We woke to cold air and silence. After a night at the Lotus Mine, the plan was simple: drive up to the top of the workings, poke around, and then point the rigs north toward Ballarat. The road up from the cabin was short and uneventful, but it put us a few hundred feet higher with a wider view and plenty of leftover artifacts from when the mine was running.
We spent a good amount of time checking out the various cables that remain attached to the top of the mountain. The tramways disappear down the hillside in every direction, and you lose sight of them almost immediately. After we got our fill of exploring and pretending to be top sniper, we drove back down and headed out of Gohler Wash.

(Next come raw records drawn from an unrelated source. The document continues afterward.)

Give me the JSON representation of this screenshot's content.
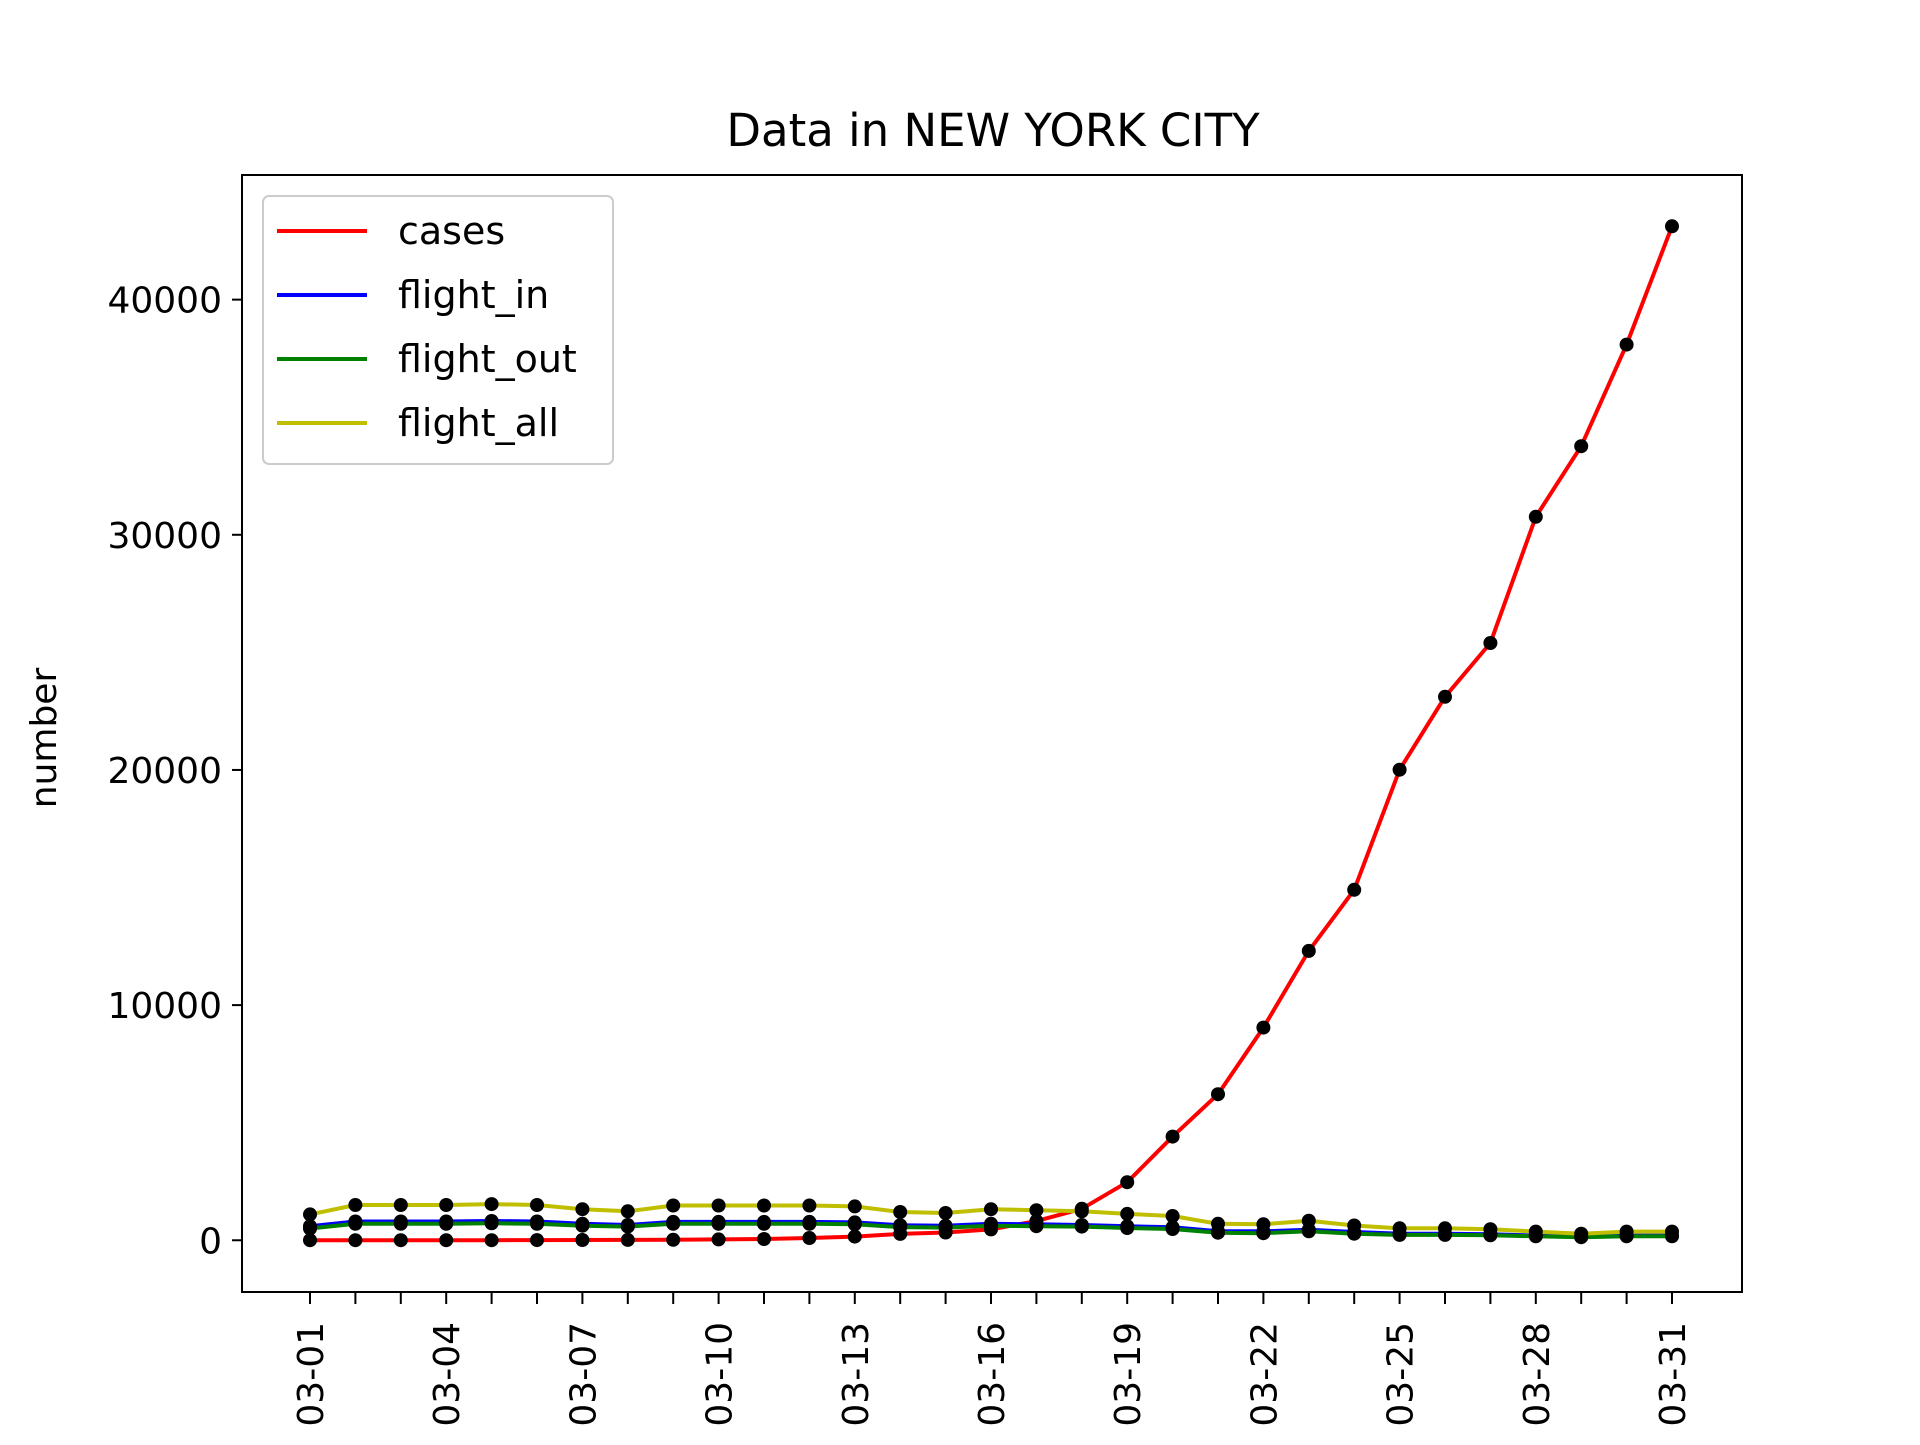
{
  "chart_data": {
    "type": "line",
    "title": "Data in NEW YORK CITY",
    "xlabel": "",
    "ylabel": "number",
    "x": [
      "03-01",
      "03-02",
      "03-03",
      "03-04",
      "03-05",
      "03-06",
      "03-07",
      "03-08",
      "03-09",
      "03-10",
      "03-11",
      "03-12",
      "03-13",
      "03-14",
      "03-15",
      "03-16",
      "03-17",
      "03-18",
      "03-19",
      "03-20",
      "03-21",
      "03-22",
      "03-23",
      "03-24",
      "03-25",
      "03-26",
      "03-27",
      "03-28",
      "03-29",
      "03-30",
      "03-31"
    ],
    "x_tick_labels": [
      "03-01",
      "03-04",
      "03-07",
      "03-10",
      "03-13",
      "03-16",
      "03-19",
      "03-22",
      "03-25",
      "03-28",
      "03-31"
    ],
    "ylim": [
      -2200,
      45300
    ],
    "y_ticks": [
      0,
      10000,
      20000,
      30000,
      40000
    ],
    "grid": false,
    "legend_position": "upper-left",
    "marker_color": "#000000",
    "series": [
      {
        "name": "cases",
        "color": "#ff0000",
        "values": [
          1,
          1,
          2,
          2,
          4,
          5,
          12,
          14,
          20,
          36,
          52,
          95,
          154,
          269,
          329,
          463,
          814,
          1339,
          2469,
          4408,
          6211,
          9045,
          12305,
          14904,
          20011,
          23112,
          25398,
          30765,
          33768,
          38087,
          43119
        ]
      },
      {
        "name": "flight_in",
        "color": "#0000ff",
        "values": [
          600,
          800,
          800,
          800,
          820,
          800,
          700,
          650,
          780,
          780,
          780,
          780,
          760,
          640,
          620,
          700,
          680,
          650,
          600,
          550,
          380,
          380,
          450,
          350,
          280,
          280,
          260,
          200,
          150,
          200,
          200
        ]
      },
      {
        "name": "flight_out",
        "color": "#008000",
        "values": [
          500,
          700,
          700,
          700,
          720,
          700,
          620,
          580,
          700,
          700,
          700,
          700,
          680,
          560,
          540,
          620,
          600,
          580,
          520,
          480,
          320,
          300,
          380,
          280,
          230,
          230,
          210,
          170,
          130,
          170,
          170
        ]
      },
      {
        "name": "flight_all",
        "color": "#bfbf00",
        "values": [
          1100,
          1500,
          1500,
          1500,
          1540,
          1500,
          1320,
          1230,
          1480,
          1480,
          1480,
          1480,
          1440,
          1200,
          1160,
          1320,
          1280,
          1230,
          1120,
          1030,
          700,
          680,
          830,
          630,
          510,
          510,
          470,
          370,
          280,
          370,
          370
        ]
      }
    ]
  }
}
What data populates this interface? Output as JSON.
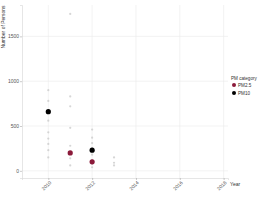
{
  "chart_data": {
    "type": "scatter",
    "x_label": "Year",
    "y_label": "Number of Persons",
    "legend_title": "PM category",
    "xlim": [
      2008.8,
      2018.2
    ],
    "xticks": [
      2010,
      2012,
      2014,
      2016,
      2018
    ],
    "ylim": [
      -80,
      1850
    ],
    "yticks": [
      0,
      500,
      1000,
      1500
    ],
    "grid": true,
    "legend": "right",
    "series": [
      {
        "color": "#cccccc",
        "marker": "circle",
        "x": [
          2010,
          2010,
          2010,
          2010,
          2010,
          2010,
          2010,
          2010,
          2011,
          2011,
          2011,
          2011,
          2011,
          2011,
          2011,
          2012,
          2012,
          2012,
          2012,
          2012,
          2012,
          2012,
          2012,
          2013,
          2013,
          2013
        ],
        "values": [
          900,
          780,
          560,
          430,
          360,
          300,
          230,
          150,
          1750,
          830,
          720,
          480,
          280,
          140,
          60,
          460,
          370,
          310,
          250,
          180,
          120,
          80,
          40,
          150,
          90,
          60
        ]
      },
      {
        "name": "PM2.5",
        "color": "#8b1a3a",
        "marker": "circle",
        "x": [
          2011,
          2012
        ],
        "values": [
          200,
          100
        ]
      },
      {
        "name": "PM10",
        "color": "#000000",
        "marker": "circle",
        "x": [
          2010,
          2012
        ],
        "values": [
          660,
          230
        ]
      }
    ]
  }
}
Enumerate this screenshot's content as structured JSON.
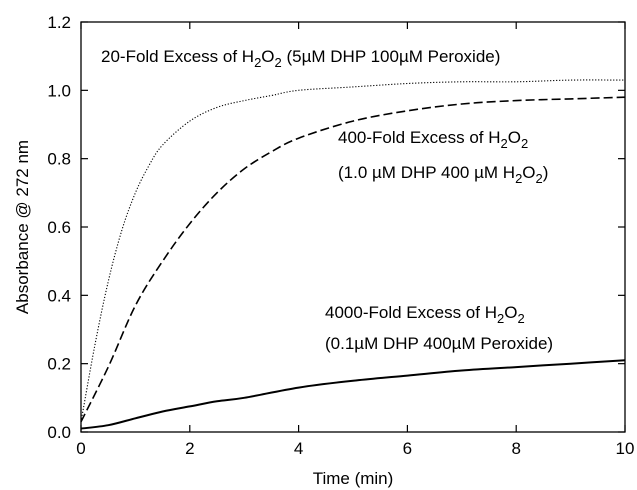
{
  "chart_data": {
    "type": "line",
    "xlabel": "Time (min)",
    "ylabel": "Absorbance @ 272 nm",
    "xlim": [
      0,
      10
    ],
    "ylim": [
      0,
      1.2
    ],
    "xticks": [
      0,
      2,
      4,
      6,
      8,
      10
    ],
    "xtick_labels": [
      "0",
      "2",
      "4",
      "6",
      "8",
      "10"
    ],
    "yticks": [
      0,
      0.2,
      0.4,
      0.6,
      0.8,
      1.0,
      1.2
    ],
    "ytick_labels": [
      "0.0",
      "0.2",
      "0.4",
      "0.6",
      "0.8",
      "1.0",
      "1.2"
    ],
    "grid": false,
    "series": [
      {
        "style": "dotted",
        "x": [
          0,
          0.25,
          0.5,
          0.75,
          1,
          1.25,
          1.5,
          2,
          2.5,
          3,
          3.5,
          4,
          5,
          6,
          7,
          8,
          9,
          10
        ],
        "y": [
          0.03,
          0.25,
          0.44,
          0.59,
          0.7,
          0.78,
          0.84,
          0.91,
          0.95,
          0.97,
          0.985,
          1.0,
          1.01,
          1.02,
          1.025,
          1.025,
          1.03,
          1.03
        ]
      },
      {
        "style": "dashed",
        "x": [
          0,
          0.5,
          1,
          1.5,
          2,
          2.5,
          3,
          3.5,
          4,
          5,
          6,
          7,
          8,
          9,
          10
        ],
        "y": [
          0.03,
          0.19,
          0.37,
          0.5,
          0.61,
          0.7,
          0.77,
          0.82,
          0.86,
          0.91,
          0.94,
          0.96,
          0.97,
          0.975,
          0.98
        ]
      },
      {
        "style": "solid",
        "x": [
          0,
          0.5,
          1,
          1.5,
          2,
          2.5,
          3,
          4,
          5,
          6,
          7,
          8,
          9,
          10
        ],
        "y": [
          0.01,
          0.02,
          0.04,
          0.06,
          0.075,
          0.09,
          0.1,
          0.13,
          0.15,
          0.165,
          0.18,
          0.19,
          0.2,
          0.21
        ]
      }
    ],
    "annotations": {
      "a1": {
        "pre": "20-Fold Excess of H",
        "s1": "2",
        "mid": "O",
        "s2": "2",
        "post": " (5µM DHP 100µM Peroxide)"
      },
      "a2l1": {
        "pre": "400-Fold Excess of H",
        "s1": "2",
        "mid": "O",
        "s2": "2"
      },
      "a2l2": {
        "pre": "(1.0 µM DHP 400 µM H",
        "s1": "2",
        "mid": "O",
        "s2": "2",
        "post": ")"
      },
      "a3l1": {
        "pre": "4000-Fold Excess of H",
        "s1": "2",
        "mid": "O",
        "s2": "2"
      },
      "a3l2": {
        "text": "(0.1µM DHP 400µM Peroxide)"
      }
    }
  }
}
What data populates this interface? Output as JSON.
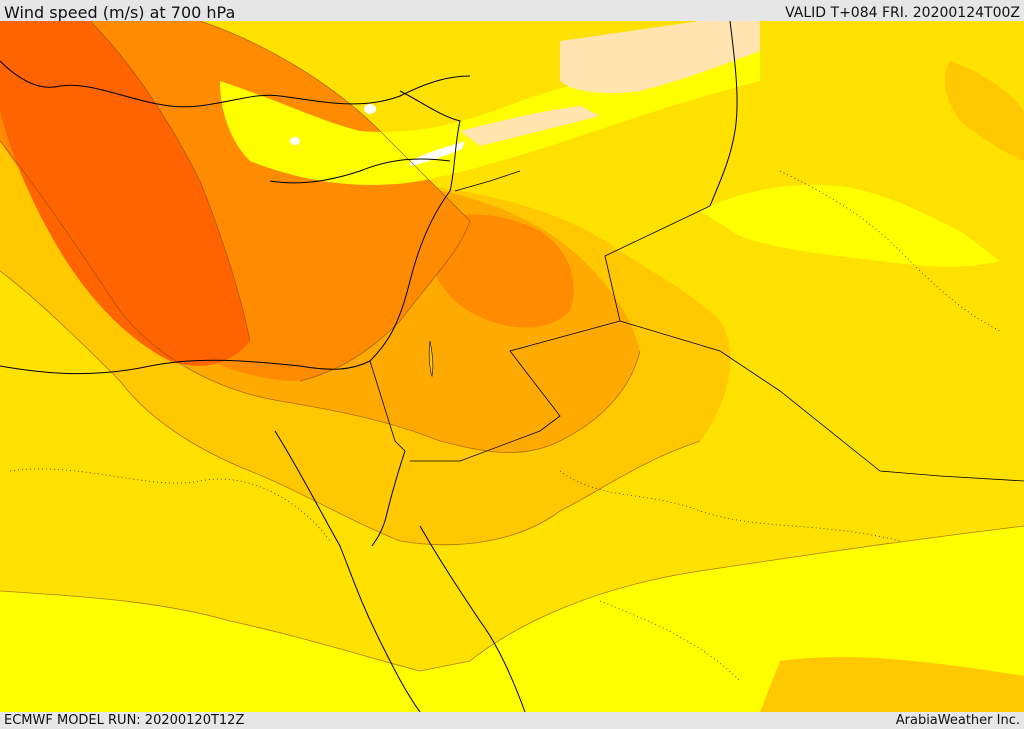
{
  "header": {
    "title": "Wind speed (m/s) at 700 hPa",
    "valid": "VALID T+084 FRI. 20200124T00Z"
  },
  "footer": {
    "model_run": "ECMWF MODEL RUN: 20200120T12Z",
    "credit": "ArabiaWeather Inc."
  },
  "colors": {
    "band_lightest": "#ffff00",
    "band_light": "#ffe100",
    "band_mid": "#ffc800",
    "band_orange": "#ffaa00",
    "band_darkorange": "#ff8c00",
    "band_max": "#ff6400",
    "calm_pale": "#ffe4b0",
    "calm_white": "#ffffff"
  }
}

Somewhere along Wingate Road, we spotted a gap in the rock and pulled over. The slot was narrow enough to touch both walls and cool enough to make you forget the sun-baked washboard we'd been rattling across for the last hour. We only went in a few minutes before it pinched off, but it was exactly the kind of detour that makes the long stretches worth it.
We staged our vehicles outside the General Store and went in to see what Ballarat had to offer. The answer, mostly, was history. The walls were covered in old articles, photographs, and memorabilia from the town's mining days. But the real surprise was the bathrooms. Running water, actual showers. In a ghost town in the middle of the Panamint Valley. We took advantage of the toilets but passed on the showers. Good to know they're there, though, for the trip where things really go sideways.
From Ballarat, we headed west on Ballarat Road until we caught Trona Wildrose Road, then turned southwest until we made a right onto Nadeau Road and pointed back north.
The Nadeau Road turns to trail and the name carries history. Remi Nadeau built this route to move ore from the mines in the Panamint Valley to the smelters and railheads beyond. Outside of the historical interest, the trail is just a straight-up adventure. Creek bed crossings with steep entry and exit angles, loose rock, and a general roughness that kept us in low range for most of it. By the time we reached the Minnietta Mine Cabin, we were more than ready to stop moving.
The Minnietta Mine Cabin sits on a shelf overlooking the valley, and from the front porch the view stretches out so far it barely looks real. Inside, the place is simple but functional: a wood-burning stove in the middle of the room, bunks along the walls, solar power, and running water if the tank happens to be filled. The walls are covered in photos, articles, and notes left by previous visitors.
We spent the evening the way most cabin nights go: fire pit, burritos, and conversation that gets looser with every hour. Just like the night before, same good company, same reluctance to call it a night. The cabin's wood stove kept the cold at bay while we turned in, and the desert settled into its quiet.